What to Give Your – Hey, is that an albatross? Let’s go get some bubble tea and cookies! Before I forget, the insurance paperwork is overdue. Oh man, I keep forgetting to buy holiday gifts… – ADHD Friends, Lovers, and Others

  1. Help organizing things: Anything that needs organizing, but one thing at a time – that’s the hard part! Make a promise to help with one sizable project (e.g. The Overflowing Container Cupboard of Doom), or give a little packet of corny homemade coupons that can be redeemed for small doses of picker-upper help. Or help establish consistent places to keep things, like keys, grocery lists, utensils of all kinds, medications, etc., and install the necessary hooks, clips, and containers to make it easy.
  2. Planning tools and/or software: I’m a big fan of OmniFocus, but even seemingly little things can help. For example, I made a blank weekly meal menu template, which makes a big difference in how smoothly the day (and week) goes. Setting up tools like mobile apps and desktop calendar settings to include alerts that mean, “it’s time to put your shoes on” are invaluable.
  3. A smartphone: I couldn’t live without mine; it’s essential to keeping me organized, more or less on time, and less likely to lose stuff.
  4. A back door whiteboard: Use permanent marker to make a checklist for leaving the house: Did you take your meds? Shoes on? Fly zipped? Shirt right side out? Skirt tucked into panties? Got your keys, wallet, sunglasses, laptop power source, medication? Leave space for random notes with regular whiteboard markers, i.e., the growing list of things they left half-finished…
  5. A gift basket of random unrelated little things you think they’ll like: a Banana Guard, matchbox cars, fancy preserves, super-sticky sticky notes – you get the idea. They probably won’t catch on to why that’s funny, but they’ll still get a kick out of it.
  6. Gift certificates for a few sessions with an ADHD coach. If you can find one, that is. A good substitute, but only appropriate coming from close friends and family, would be spending some quality time working together to set up routines that can help address the person’s most irritating distressing cognitive challenges.
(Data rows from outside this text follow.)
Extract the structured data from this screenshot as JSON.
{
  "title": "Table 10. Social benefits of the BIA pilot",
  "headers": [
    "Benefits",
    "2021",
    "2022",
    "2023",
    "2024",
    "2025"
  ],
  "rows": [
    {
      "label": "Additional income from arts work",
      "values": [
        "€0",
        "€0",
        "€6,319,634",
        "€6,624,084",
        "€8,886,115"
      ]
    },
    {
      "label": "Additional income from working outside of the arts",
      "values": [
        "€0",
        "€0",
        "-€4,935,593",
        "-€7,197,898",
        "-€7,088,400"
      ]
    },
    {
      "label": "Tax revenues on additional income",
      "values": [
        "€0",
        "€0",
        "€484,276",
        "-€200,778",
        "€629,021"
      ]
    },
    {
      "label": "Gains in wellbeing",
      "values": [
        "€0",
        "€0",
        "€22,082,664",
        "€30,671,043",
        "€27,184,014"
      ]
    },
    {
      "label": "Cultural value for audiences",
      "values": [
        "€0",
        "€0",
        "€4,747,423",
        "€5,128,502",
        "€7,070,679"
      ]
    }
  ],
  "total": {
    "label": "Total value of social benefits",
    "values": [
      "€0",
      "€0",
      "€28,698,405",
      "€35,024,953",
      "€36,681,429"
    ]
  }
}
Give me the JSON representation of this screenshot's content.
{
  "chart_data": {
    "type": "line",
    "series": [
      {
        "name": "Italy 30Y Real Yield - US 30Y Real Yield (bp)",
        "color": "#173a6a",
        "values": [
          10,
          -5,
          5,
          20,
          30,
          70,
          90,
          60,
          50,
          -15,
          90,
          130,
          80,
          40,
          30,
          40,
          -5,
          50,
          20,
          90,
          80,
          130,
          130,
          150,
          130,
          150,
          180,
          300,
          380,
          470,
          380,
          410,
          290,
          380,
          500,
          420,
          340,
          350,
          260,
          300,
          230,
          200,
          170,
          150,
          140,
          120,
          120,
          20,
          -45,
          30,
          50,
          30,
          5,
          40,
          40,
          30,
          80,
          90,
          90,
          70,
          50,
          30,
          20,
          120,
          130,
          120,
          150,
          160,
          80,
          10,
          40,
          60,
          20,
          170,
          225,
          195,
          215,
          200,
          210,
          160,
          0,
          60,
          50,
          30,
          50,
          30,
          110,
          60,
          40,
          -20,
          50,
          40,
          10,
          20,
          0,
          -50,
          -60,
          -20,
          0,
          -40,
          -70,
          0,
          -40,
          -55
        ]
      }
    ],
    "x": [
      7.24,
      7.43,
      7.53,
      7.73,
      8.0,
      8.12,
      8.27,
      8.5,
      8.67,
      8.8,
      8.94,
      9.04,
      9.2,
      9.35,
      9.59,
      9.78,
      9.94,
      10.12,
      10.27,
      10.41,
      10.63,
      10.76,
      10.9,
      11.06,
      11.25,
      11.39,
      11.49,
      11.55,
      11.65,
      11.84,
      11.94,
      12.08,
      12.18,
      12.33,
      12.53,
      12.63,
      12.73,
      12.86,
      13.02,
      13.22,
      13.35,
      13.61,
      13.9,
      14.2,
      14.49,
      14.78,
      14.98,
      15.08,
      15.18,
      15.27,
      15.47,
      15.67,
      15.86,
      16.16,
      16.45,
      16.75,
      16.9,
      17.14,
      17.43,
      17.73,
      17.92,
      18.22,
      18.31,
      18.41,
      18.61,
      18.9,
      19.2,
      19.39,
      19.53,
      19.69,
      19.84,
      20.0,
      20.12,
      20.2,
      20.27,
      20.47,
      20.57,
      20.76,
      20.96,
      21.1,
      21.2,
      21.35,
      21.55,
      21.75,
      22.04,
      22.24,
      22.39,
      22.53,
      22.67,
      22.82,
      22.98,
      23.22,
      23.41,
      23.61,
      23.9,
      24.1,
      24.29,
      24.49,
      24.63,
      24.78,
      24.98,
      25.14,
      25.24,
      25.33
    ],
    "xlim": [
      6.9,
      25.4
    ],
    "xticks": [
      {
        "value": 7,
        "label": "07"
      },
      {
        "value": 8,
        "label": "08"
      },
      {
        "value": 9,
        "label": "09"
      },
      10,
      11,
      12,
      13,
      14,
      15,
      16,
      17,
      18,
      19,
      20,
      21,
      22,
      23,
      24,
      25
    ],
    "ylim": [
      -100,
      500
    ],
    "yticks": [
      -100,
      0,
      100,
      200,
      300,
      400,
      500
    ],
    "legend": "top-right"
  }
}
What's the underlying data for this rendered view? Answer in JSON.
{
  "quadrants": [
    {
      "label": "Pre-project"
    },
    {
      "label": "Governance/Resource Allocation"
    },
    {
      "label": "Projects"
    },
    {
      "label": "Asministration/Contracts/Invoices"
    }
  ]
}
For example, a precise routine for getting ready in the morning – as in, what order to use what body products, hung up somewhere visible as a checklist until it’s learned by rote – can really help reduce the impact of a whole set of interrelated symptoms. In lieu of that, I’d take gift certificates for massage.
  7. T’ai Chi, yoga, bellydance, or skateboarding lessons: Attention is controlled by the same parts of the brain that control balance, among other things, and those parts of the brain tend to be undersized in people with ADHD. However, by training the brain, you can stimulate neural development. Doing exercises and activities that develop physical balance is a triple win, as exercise and practicing focus are also beneficial.
  8. Drumsticks: they’re always tapping their fingers or feet as it is; might as well see if that can translate into a lucrative musical career, right?
  9. Super-sticky sticky notes: they stick on dusty car dashboards, lunchboxes, mirrors, you name it. And they actually stay, while remaining completely removable! With these sticky notes, those essential notes-to-self won’t fall down and get lost in the cat hair, they’ll just get ignored or forgotten.
  10. I know there was a 10th thing, but I can’t quite remember it right now. I’m sure if I just go back upstairs to the other computer, I can figure it out, and I will certainly remember to update this with that thing I forgot once I remember what it was…

Disclaimer: if you can’t figure out what advice is a joke and what’s serious, buy some chocolates or underwear for your loved one and be done with it – I won’t be held accountable for any damage you do! Exercise good sense and pick gifts that are suitable given your relationship; bosses probably shouldn’t give bellydance lessons to their supervisees unless they run a Persian dance club, and even sticky notes might be pushing it. Good productivity management software, however, and instruction/co-learning in how to use it, would be totally appropriate (especially if they’re not singled out as needing “special help,” mmmkay?)

Oh yeah, that 10th thing… A numeric keypad home entry system, because I can’t lose a numeric code the way I lose house keys.